In southern Africa, race and the Cold War defined U.S. policies. Reagan and his top advisers had little sympathy for black nationalism, linking the African National Congress with Communism. Rather than challenge apartheid, they claimed to follow a policy of "constructive engagement," but they said nothing when the South African government brutally cracked down on dissidents. Under the inspirational leadership of Archbishop Desmond Tutu, black protest in South Africa won rising international sympathy during the 1980s, along with growing demands for sanctions against the Pretoria government. In the United States, the drive for sanctions came mainly from private-sector pressure groups, with vocal support from college campuses. Responding to moral issues and political exigencies, Congress in 1986 passed over Reagan's veto a bill imposing broad sanctions. Shultz admitted that the domestic costs of leaving the South African government to its own devices far exceeded the benefits.
50

The Reagan Doctrine was employed in southern Africa in a cautious and entirely practical manner. State Department pragmatists fended off heavy pressures from congressional conservatives and administration hardliners to assist a brutal right-wing rebel group in Mozambique.
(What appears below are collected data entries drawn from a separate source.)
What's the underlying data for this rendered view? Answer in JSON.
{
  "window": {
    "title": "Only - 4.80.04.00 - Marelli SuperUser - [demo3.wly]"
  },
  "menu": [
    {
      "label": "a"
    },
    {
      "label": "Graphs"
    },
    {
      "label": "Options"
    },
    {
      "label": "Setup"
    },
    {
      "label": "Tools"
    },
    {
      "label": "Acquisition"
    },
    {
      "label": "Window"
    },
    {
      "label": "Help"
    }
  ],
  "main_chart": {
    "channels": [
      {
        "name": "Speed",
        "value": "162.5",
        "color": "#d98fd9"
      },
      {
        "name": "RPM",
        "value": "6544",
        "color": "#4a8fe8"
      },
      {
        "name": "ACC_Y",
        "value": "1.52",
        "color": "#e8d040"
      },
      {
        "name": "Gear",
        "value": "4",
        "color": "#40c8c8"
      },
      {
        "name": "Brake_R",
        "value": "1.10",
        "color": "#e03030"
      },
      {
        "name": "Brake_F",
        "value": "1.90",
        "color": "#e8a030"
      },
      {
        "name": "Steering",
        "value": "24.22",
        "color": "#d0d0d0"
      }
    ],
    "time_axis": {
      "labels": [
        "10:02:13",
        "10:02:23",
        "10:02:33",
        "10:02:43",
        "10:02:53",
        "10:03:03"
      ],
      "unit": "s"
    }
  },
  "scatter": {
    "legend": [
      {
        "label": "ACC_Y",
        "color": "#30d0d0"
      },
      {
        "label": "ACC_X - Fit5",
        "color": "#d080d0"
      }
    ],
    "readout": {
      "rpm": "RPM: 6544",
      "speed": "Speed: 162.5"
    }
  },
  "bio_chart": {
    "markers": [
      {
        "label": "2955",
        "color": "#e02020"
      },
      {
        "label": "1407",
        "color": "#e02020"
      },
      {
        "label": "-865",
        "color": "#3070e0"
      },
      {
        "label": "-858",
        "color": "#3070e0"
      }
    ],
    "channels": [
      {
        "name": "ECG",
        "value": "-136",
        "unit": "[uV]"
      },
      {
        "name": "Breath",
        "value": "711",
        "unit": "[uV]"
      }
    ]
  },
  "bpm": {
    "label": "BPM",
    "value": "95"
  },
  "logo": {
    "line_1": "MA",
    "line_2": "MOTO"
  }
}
Indeed, ironically, as part of its regional strategy, the United States furnished limited aid to a leftist government.
51
In Angola, U.S. aid was employed to support a broader diplomatic effort to get Cuba and South Africa out, end the
civil war, and secure independence for Namibia. The administration in 1985 initiated covert assistance through Zaire to UNITA's Jonas Savimbi, the darling of the American right. But as administered by the State Department, the assistance was used not to defeat the Soviet and Cuban-backed MPLA but through what Shultz called "stealth diplomacy" to encourage a diplomatic settlement. By helping achieve a military stalemate after Cuban and South African escalation, U.S. aid may have contributed to the withdrawal of outside powers and the beginning of negotiations. Continued assistance to Savimbi actually delayed an end to the Angolan civil war.